Showing posts with label Bianchi. Show all posts
Showing posts with label Bianchi. Show all posts

Thursday, October 23, 2008

Long Division...

I'm not your villain,
not your adversary,
I'm not your reason
to crack and divide.
tt's long division,
crack and divide.

—Fugazi, "Long Division"

Sometimes a creaking bottom bracket isn't a creaking bottom bracket.

You begin to understand this, to believe it, yesterday, on the morning commute, when a faint creaking sound suddenly interrupts the gap between songs on the Shuffle, in the interlude between, say, "Heart and Soul" and "Twenty-Four Hours". It happens when you stand and deliver, particularly on climbs. At first, you dismiss it as simply a rogue pack buckle banging idly against a seat stay. You ride on, hard, fast, passing other riders and staying past them, dropping curbs to advantage. The creaking continues.

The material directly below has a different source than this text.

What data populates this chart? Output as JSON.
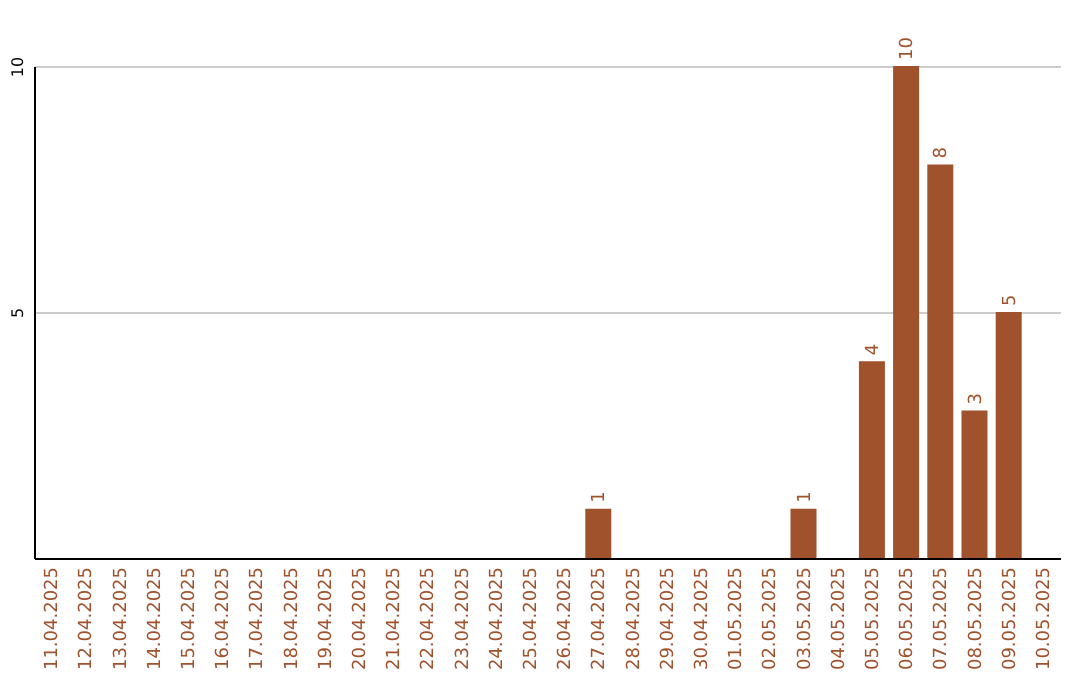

A little over halfway to work, the sound is persistent enough that you pull over to inspect the cranks and chainring. Everything checks out fine. You hop back on the bike and pursue the rider who passed you while you were stopped. The sound continues and you dismiss it as the meaningless moaning of friction, the settling in of unsettled parts, feckless frottage between formerly friendly surfaces. In other words, a creaking bottom bracket.

You arrive at work and the work day passes.

The next morning, same damn scenario, all the way up until about a mile into the ride home, when you've had enough. You execute a couple of low trackstand hops just to see if everything will hold together under moderate force, to approach an unknown threshold—dammit, if something's going to give, it's going to give under your terms. The post-hop creaking is louder, worse. Something has changed. You look down at the bike between your legs and notice a dagger of missing paint crossing the down tube some six inches below its junction with the head tube. Uh oh.

Sometimes a creaking bottom bracket isn't a creaking bottom bracket.

Sometimes a creaking bottom bracket is a crack running more than half way around your down tube. And sometimes the creak isn't a creak, but a death knell. And this death knell tells you your beloved bike has gone the way of all things.*

You decide to ride it out and keep on eye on it as you do. What choice do you have? You ride gently, gingerly, as delicately as you can when the bike is a fixed gear and the juju against further damage, against a new set of sparkling, synthetic teeth—the luxury of coasting—isn't an option. The frame holds up, but the protests continue.

Halfway home, in the gloaming of a chilly fall evening, just after the deck-bridge, with its uneven planks over which your tires resound like the thumping of a rickety old roller-coaster, you stop to look closely at the damage, to analyze the entropy (the whole ordeal a quiet reminder of your own mortality; a crack is developing somewhere in you right this minute. Yessiree, old boy, keep playing, but know that I'm here, following the script. And though we all know what happens in the dark denouement, only I know how it happens). Lo and behold, the adolescent crack has grown into a full-blown adult. The bit of good steel between fissure ends is retreating, succumbing. A half-inch margin of safety is all that's left before all bets are off.

You walk it out, past Key Bridge and the artificial glow that floats like a halo over Georgetown, up the hill along Route 29 through Rosslyn. Riders pass, as silent as their shadows, red taillights pulsing like alien semaphores. One asks if you are okay, and the bitterness subsides, just a little, just enough. The march is slow, and the damn bike creaks at every fissure in the sidewalk. It's terminal now, this crack, as if it were ever anything else, and its slow, circular creep is nothing less than a fatal metastasis, irreversible, the triumph of evil over good.

You stop at Whole Foods to grab dinner and some compensatory beer, a Russian Imperial Stout (one of which you're enjoying right now). Ten minutes later, limping along Wilson Boulevard, you give in, capitulate, crack, like the frame of the bike you pull along beside you. Into the back of a cab van goes the spavined Salsa, and less than three miles and seven dollars later you're home.

You've got a Bianchi, a nice full-on Italian job—a geared bike (said with a sneer)—all set to go. You've got a Cross-check and the pieces to make it mobile laying about. You'll get to work tomorrow on two wheels, no worries. The streak will continue.

Sometimes too many bikes is just enough.


*I plan to contact Salsa about getting a replacement frame under warranty. This frame is less than a year old and I've ridden it for about half that time; I haven't abused it by any stretch of the imagination, though I have been commuting on it every day for several months. I'll post here about my experiences, for what it's worth. Damn! I'm bummed. I really like this frame!